Should you be using a fluoride-free toothpaste? The answer has a lot to do with your age. Other factors also play a role, such as whether you are already getting enough fluoride.
What Is Fluoride?
Fluoride is a mineral that occurs naturally in water sources. Sometimes, additional fluoride may be added to a community's water because it has been shown to help prevent cavities. Fluoride makes teeth stronger and more resistant to cavity-forming acids, working to prevent decay long before you would even notice it.
Brief History of Fluoride
According to the National Institute of Dental and Craniofacial Research, fluoride research was initiated in part by Dr. Frederick McKay back in 1901. He joined forces with Dr. Green Vardiman Black to conduct research concerning the brown stains on teeth. They both presented information to the Colorado State Dental Association in 1909. Chemist H.V. Churchill started his own research several years later, studying the water supply in a city where teeth staining was an issue. He discovered that high levels of fluoride were the main culprit for the stains.
By the 1940s, it was known that fluoride in regulated amounts would help prevent cavities.
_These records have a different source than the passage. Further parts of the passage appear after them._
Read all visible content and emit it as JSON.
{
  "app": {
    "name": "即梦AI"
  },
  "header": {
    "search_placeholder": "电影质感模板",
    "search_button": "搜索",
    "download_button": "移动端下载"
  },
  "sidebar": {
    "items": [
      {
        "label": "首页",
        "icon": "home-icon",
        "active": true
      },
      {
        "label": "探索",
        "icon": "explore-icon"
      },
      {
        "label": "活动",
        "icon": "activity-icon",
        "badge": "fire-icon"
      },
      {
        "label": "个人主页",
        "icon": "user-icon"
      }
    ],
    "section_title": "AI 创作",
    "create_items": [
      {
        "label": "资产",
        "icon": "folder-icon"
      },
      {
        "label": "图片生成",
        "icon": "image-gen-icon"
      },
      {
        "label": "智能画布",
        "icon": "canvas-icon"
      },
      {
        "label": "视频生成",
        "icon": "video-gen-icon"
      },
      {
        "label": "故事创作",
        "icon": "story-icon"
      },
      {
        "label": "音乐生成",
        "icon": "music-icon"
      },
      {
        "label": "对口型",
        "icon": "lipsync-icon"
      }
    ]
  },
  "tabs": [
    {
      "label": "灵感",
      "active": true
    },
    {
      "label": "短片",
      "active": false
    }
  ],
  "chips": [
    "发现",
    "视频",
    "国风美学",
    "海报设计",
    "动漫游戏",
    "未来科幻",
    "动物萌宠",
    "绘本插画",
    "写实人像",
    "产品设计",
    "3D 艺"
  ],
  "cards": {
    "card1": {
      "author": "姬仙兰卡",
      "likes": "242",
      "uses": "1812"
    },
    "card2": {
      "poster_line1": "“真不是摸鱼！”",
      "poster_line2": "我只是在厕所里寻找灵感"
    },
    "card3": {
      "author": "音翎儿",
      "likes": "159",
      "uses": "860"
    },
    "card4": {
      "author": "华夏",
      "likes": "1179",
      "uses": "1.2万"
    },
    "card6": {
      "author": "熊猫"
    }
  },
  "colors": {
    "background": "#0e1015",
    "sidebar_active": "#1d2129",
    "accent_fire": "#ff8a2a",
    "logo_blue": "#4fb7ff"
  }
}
It's now standard practice for water to be infused with fluoride to ensure that people get an adequate amount. Some foods, beverages, toothpastes, supplements and even some mouthwashes now contain it as well.
Should You Use a Fluoride-Free Toothpaste?
If you have a child under the age of two, the child should definitely be using a fluoride-free toothpaste, such as My First Colgate™. According to the American Dental Association, a child can swallow too much fluoride, especially at the ages of two and under, when it's tough to teach them to spit out toothpaste. When too much fluoride is taken in, it can lead to dental fluorosis, as detailed by the Centers for Disease Control and Prevention. This particular condition causes discoloration or pitting on the teeth. It may appear as brown spots, scattered white specks or white spots. The teeth may even feel rough.
Opt for a toothpaste without fluoride if you're allergic to fluoride. You may also want to choose a different toothpaste if you have certain medical conditions, but only a physician can tell whether switching toothpastes may benefit you. Additionally, you may already obtain enough fluoride through food, beverages and other sources, so make sure you speak to your dentist or physician about your current fluoride intake.